A CEFH poderia ser considerada um falso sinal de localização. Entretanto, na análise dos falsos sinais de localização por Collier6, em 161 casos de tumores cerebrais, e por Gassel7 em 250 meningiomas intracranianos, não foi encontrado nenhum caso de CEFH. Da mesma forma, este tipo de crise não ocorreu na série de Cushing8 de 313 meningiomas. Mauguiere e Courjon4, em 127 casos de epilepsia somatosensorial não observaram nenhum caso de manifestação homolateral à lesão.
Em 10 publicações foram descritos 24 casos de CEFH5,9-17 (Tabela 1).
As crises somatosensoriais homolaterais à lesão são excepcionais, ocorrendo ainda menos frequentemente que as motoras. Em 127 casos de epilepsia focal com sintomas somatosensoriais simples todas as lesões encontravam-se no hemisfério contralateral às manifestações somestésicas, não ocorrendo nenhum caso de epilepsia homolateral4. Dos 24 casos de CEFH descritos apenas 6 eram somatosensoriais, sendo as 18 restantes motoras.

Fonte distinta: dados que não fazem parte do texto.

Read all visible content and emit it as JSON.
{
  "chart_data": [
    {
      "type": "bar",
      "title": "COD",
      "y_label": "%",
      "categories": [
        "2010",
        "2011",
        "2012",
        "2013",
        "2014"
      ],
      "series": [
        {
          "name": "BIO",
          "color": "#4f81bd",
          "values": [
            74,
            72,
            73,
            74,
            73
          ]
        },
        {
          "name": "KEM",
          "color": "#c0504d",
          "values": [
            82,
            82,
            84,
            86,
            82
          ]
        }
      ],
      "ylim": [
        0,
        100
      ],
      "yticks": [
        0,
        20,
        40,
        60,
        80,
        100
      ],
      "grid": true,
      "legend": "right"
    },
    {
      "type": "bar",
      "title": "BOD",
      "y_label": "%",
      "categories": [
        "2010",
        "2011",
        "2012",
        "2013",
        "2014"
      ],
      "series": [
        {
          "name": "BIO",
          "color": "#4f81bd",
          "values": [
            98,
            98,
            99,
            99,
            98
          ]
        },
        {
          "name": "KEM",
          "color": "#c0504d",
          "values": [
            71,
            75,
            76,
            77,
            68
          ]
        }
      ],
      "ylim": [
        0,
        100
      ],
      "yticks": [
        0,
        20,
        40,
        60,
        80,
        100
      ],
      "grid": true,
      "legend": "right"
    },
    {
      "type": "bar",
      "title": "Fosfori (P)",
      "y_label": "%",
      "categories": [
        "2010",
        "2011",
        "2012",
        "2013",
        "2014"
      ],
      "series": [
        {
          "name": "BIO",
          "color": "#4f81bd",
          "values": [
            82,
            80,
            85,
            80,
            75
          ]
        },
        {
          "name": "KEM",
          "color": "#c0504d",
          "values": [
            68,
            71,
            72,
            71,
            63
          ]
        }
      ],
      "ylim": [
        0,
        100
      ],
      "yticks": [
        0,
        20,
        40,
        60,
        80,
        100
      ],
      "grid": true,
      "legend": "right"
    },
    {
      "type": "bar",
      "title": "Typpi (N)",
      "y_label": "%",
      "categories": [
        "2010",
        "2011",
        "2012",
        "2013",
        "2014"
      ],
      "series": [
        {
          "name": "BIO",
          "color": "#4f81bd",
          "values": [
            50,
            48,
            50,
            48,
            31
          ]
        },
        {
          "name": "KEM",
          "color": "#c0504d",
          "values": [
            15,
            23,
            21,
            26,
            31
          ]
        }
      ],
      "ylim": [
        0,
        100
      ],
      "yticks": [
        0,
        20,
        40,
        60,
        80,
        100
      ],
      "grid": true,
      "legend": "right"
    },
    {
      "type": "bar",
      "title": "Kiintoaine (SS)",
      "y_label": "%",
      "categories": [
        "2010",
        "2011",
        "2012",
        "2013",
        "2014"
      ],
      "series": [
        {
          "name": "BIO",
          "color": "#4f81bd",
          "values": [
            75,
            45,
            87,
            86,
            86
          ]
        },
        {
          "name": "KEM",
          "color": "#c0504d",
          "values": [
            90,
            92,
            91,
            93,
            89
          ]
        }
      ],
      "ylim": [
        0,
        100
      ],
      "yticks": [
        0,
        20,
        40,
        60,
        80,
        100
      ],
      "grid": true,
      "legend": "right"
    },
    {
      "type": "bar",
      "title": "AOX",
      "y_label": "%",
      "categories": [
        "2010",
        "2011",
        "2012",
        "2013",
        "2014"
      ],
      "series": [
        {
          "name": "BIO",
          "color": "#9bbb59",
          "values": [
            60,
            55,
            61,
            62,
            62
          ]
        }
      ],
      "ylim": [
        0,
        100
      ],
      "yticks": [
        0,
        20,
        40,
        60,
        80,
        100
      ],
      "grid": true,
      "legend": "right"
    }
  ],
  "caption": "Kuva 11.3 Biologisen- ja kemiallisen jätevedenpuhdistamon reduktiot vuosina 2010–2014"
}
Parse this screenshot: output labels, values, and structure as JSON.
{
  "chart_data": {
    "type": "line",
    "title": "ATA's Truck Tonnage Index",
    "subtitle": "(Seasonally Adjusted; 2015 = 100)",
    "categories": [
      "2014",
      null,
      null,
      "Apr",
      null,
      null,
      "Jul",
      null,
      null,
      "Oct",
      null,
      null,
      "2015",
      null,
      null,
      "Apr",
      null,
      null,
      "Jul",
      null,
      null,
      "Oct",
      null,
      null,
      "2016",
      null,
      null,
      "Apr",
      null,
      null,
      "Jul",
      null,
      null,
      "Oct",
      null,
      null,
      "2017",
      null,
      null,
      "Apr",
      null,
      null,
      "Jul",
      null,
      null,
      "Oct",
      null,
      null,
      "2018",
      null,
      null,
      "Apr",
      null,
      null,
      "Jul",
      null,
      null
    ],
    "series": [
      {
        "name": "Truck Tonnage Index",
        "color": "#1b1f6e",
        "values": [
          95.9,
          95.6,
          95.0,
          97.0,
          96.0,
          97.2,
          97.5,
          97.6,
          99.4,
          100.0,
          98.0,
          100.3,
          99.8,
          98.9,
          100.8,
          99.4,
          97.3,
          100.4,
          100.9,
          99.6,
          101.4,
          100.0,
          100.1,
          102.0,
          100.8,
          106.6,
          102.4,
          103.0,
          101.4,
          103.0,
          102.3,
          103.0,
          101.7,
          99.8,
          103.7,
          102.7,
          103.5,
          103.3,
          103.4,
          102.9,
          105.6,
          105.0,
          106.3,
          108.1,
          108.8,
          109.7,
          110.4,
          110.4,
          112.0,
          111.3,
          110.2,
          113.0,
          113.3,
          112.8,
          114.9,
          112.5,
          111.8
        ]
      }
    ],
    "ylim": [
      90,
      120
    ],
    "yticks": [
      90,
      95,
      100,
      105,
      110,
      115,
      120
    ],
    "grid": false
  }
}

A primeira eventualidade a ser excluída na CEFH é a existência de outra lesão situada no hemisfério oposto à sede do tumor e responsável pela sintomatologia irritativa que se encaixa no modelo anatomofisiológico. No presente caso e nos descritos na literatura, os exames de imagem e o eletrencefalograma excluíram tal possibilidade pela ausência de alterações anatômicas e eletrencefalográficas no hemisfério contralateral à lesão.
As seguintes hipóteses foram postuladas para explicar as crises focais homolaterais: 1) ausência de decussação das vias sensitivo-motoras; 2) presença de foco em espelho: o foco epileptogênico primário enviaria impulsos para a área contralateral simétrica onde se desenvolveria um foco epileptogênico secundário; 3) edema ou alterações vasculares distais ao tumor; 4) comprometimento crônico do tronco encefálico; 5) compressão do córtex cerebral contra a tábua interna do crânio por tumor do hemisfério oposto que determinaria crises focais homolaterais ao tumor; 6) comprometimento da área somatosensorial secundária e da área motora suplementar15. A partir dos trabalhos de Penfield e Jasper18, o último mecanismo é aceito para explicar as CEFH.
Woolsey et al.19 descobriram que a superfície do corpo está representada numa área cortical secundária que existe em vários animais, inclusive no homem. Essa área somestésica secundária ocupa, nos primatas, o córtex parietal da porção superior da fissura silviana (sulco lateral) (Fig 3). Um aspecto distintivo da somestésica secundária em relação à primária é que tanto a metade contralateral quanto a homolateral são mapeadas nessa área formando uma imagem única e superposta da superfície do corpo, consistindo o campo receptivo de cada neurônio em pares de áreas corpóreas equivalentes e simétricas. Penfield e Rasmussen20,21 encontraram no homem uma área somatosensorial secundária no opérculo fronto-parietal (porção superior da metade anterior da fissura silviana), que quando estimulada produz sensações bilateral, contralateral ou homolateral (Fig 3).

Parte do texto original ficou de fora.